Blue eyed people leave on the 100th night.
If you (the person) have blue eyes then you can see 99 blue eyed and 100 brown eyed people (and one green eyed, the Guru). If 99 blue eyed people don’t leave on the 99th night then you know you have blue eyes and you will leave on the 100th night knowing so.
Imagine a simpler version of the puzzle in which, on day #1 the guru announces that she can see at least 1 blue-eyed person, on day #2 she announces that she can see at least 2 blue eyed people, and so on until the blue-eyed people leave.
So long as the guru’s count of blue-eyed people doesn’t exceed your own, then her announcement won’t prompt you to leave. But as soon as the guru announces having seen more blue-eyed people than you’ve seen yourself, then you’ll know your eyes must be blue too, so you’ll leave that night, as will all the other blue-eyed people. Hence our theorem obviously holds in this simpler puzzle.

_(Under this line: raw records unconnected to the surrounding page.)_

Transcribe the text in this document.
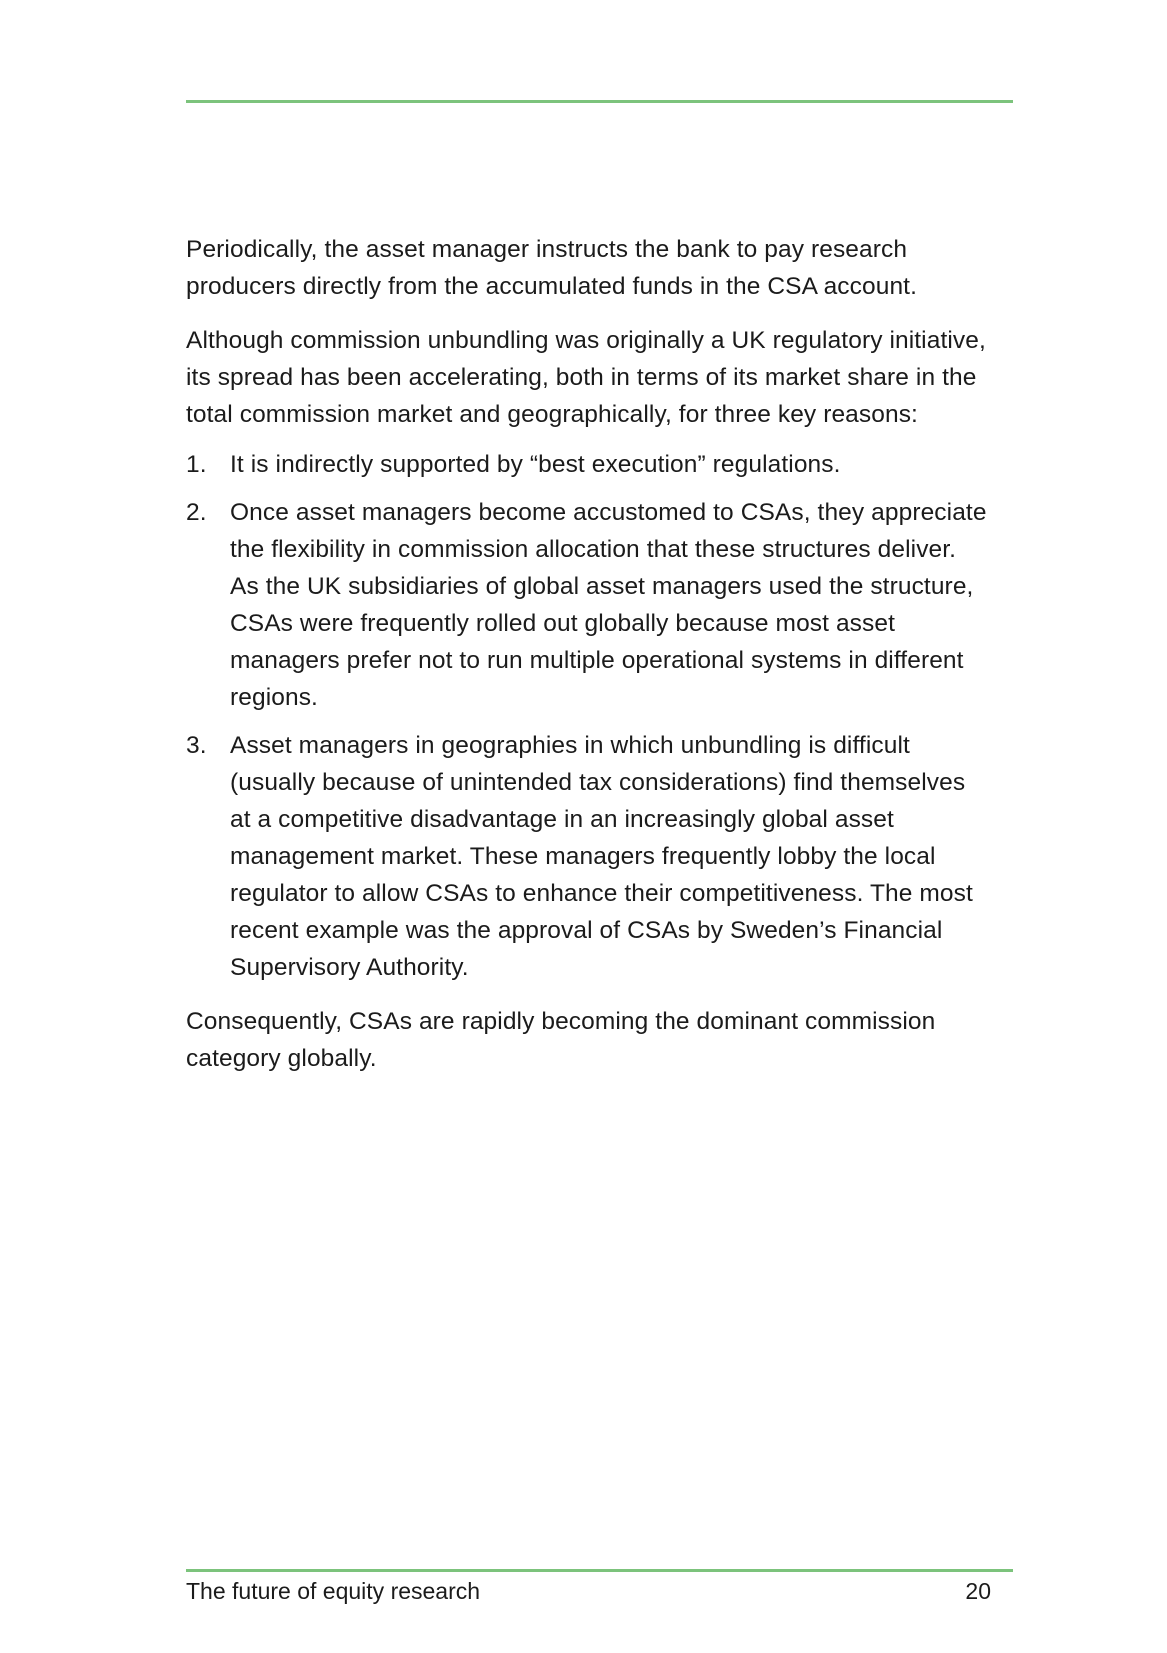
Periodically, the asset manager instructs the bank to pay research producers directly from the accumulated funds in the CSA account.

Although commission unbundling was originally a UK regulatory initiative, its spread has been accelerating, both in terms of its market share in the total commission market and geographically, for three key reasons:

1. It is indirectly supported by “best execution” regulations.
2. Once asset managers become accustomed to CSAs, they appreciate the flexibility in commission allocation that these structures deliver. As the UK subsidiaries of global asset managers used the structure, CSAs were frequently rolled out globally because most asset managers prefer not to run multiple operational systems in different regions.
3. Asset managers in geographies in which unbundling is difficult (usually because of unintended tax considerations) find themselves at a competitive disadvantage in an increasingly global asset management market. These managers frequently lobby the local regulator to allow CSAs to enhance their competitiveness. The most recent example was the approval of CSAs by Sweden’s Financial Supervisory Authority.

Consequently, CSAs are rapidly becoming the dominant commission category globally.

The future of equity research	20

But this “simpler” puzzle is actually perfectly equivalent to the original puzzle. If there were just one blue-eyed person, she would leave on the first night, so if nobody leaves on the first night, then everybody will know there are at least two blue-eyed people, so there’s no need for the guru to announce this on the second day. Similarly, if there were just two blue-eyed people, they’d then recognize this and leave on the second night, so if nobody leaves on the second night, then there must be a third blue-eyed person inspiring them to stay, so there’s no need for the guru to announce this on the third day. And so on… The guru’s announcements on the later days just tell people things they already could have figured out on their own.